Soft Washing requires extensive training along with highly specialised equipment and chemicals to produce long-lasting, high-quality results. Access to the areas to be soft washed can be problematic in confined spaces as the solutions need to be sprayed from a few feet away rather than in close proximity to the surface.

Care must be taken to prevent soft wash solutions from entering drains or falling onto landscaped areas or gardens without immediate counter treatment to prevent


Scraping is a method of moss removal widely used to remove the most visible organic growth from a roof. In many cases, it can be undertaken from the ground with the aid of an extending pole system. A metal blade shaped to suit the roof’s tiles attached to a pole is used to scrape moss and other debris from the surface. It is an effective method of removing heavy moss growth and – provided the gutters are cleared immediately after scraping – can reduce the likelihood of gutters becoming blocked.

The equipment required is minimal and inexpensive and can be undertaken with little experience or training. Scraping a roof can give immediate visual results but these are often short-lived because the roots of the organic growth are not removed by this process. This can promote the regrowth of moss to a greater degree than before – similar to pruning a bush in the autumn to promote strong regrowth in the spring.

The process of scraping a roof can disturb tiles and pointing; particularly as it is often undertaken by unskilled individuals from quite a distance away, making it impossible to clearly see any issues or damage.

Pressure washing

Pressure washing can be a highly effective method of cleaning all kinds of surfaces and many homeowners will already have their own pressure washer for car washing etc., making them familiar with the principle. Water is projected under high pressure towards the surface in question in order to remove the dirt, moss, lichen, and other debris. Pressure washing can yield visually compelling results with little experience or expertise from the operator.

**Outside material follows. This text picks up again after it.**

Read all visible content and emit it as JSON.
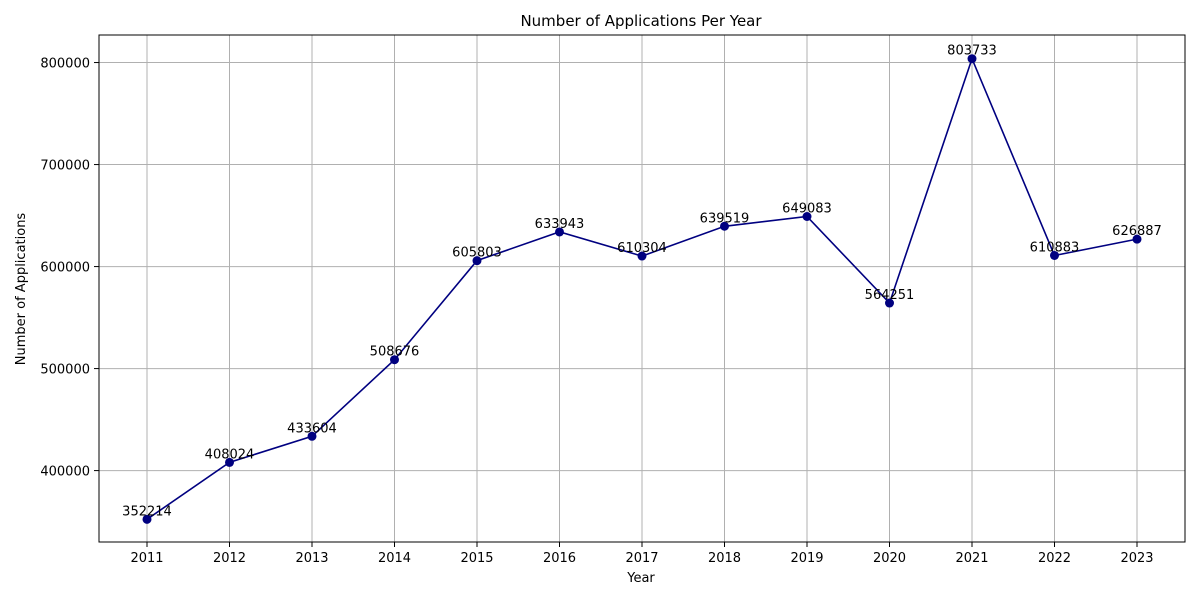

The use of high-pressure water to clean a roof carries the inherent risk of water ingress to the structure beneath. Water being forced ‘uphill’ on a roof will be forced beneath tiles and into the timber battens, felt, rafters and purlins. A greater risk associated with pressure washing is that the pressure is often so harsh that it can damage and crack roof tiles and remove vital mortar pointing.
Pressure washing can produce visually pleasing results but it is highly unlikely to remove all of the organic matter; causing faster and more prolific regrowth in a relatively short timeframe.

Steam Cleaning

Steam Cleaning can be used in some circumstances to clean roofs but it is more widely used by cleaning specialists to clean stonework and certain types of cladding. Specialist steam cleaning equipment, given the nature of steam at high pressure, can be extremely dangerous in untrained hands or if the equipment is poorly maintained.

High-pressure steam presents risks to the structure which are similar to those of pressure washing; high pressure and steam can remove mortar pointing, crack tiles and cause other damage, although it is more likely to kill all of the organic material and slow down regrowth.


Access to a roof for the purpose of cleaning should only be undertaken by trained individuals with the correct equipment. Roofs can be slippery and in most cases, it is illegal for operatives to stand upon a roof. The widely accepted best practice method of accessing a roof for the purpose of cleaning is via a mobile platform (also known as a ‘Cherry Pickers’) or with mobile scaffold towers.

Homeowners should make themselves aware of their liability in such circumstances and ensure any companies or individuals they enlist to clean their roof (or any other exterior surface) are adequately insured and has the correct equipment and training to do so.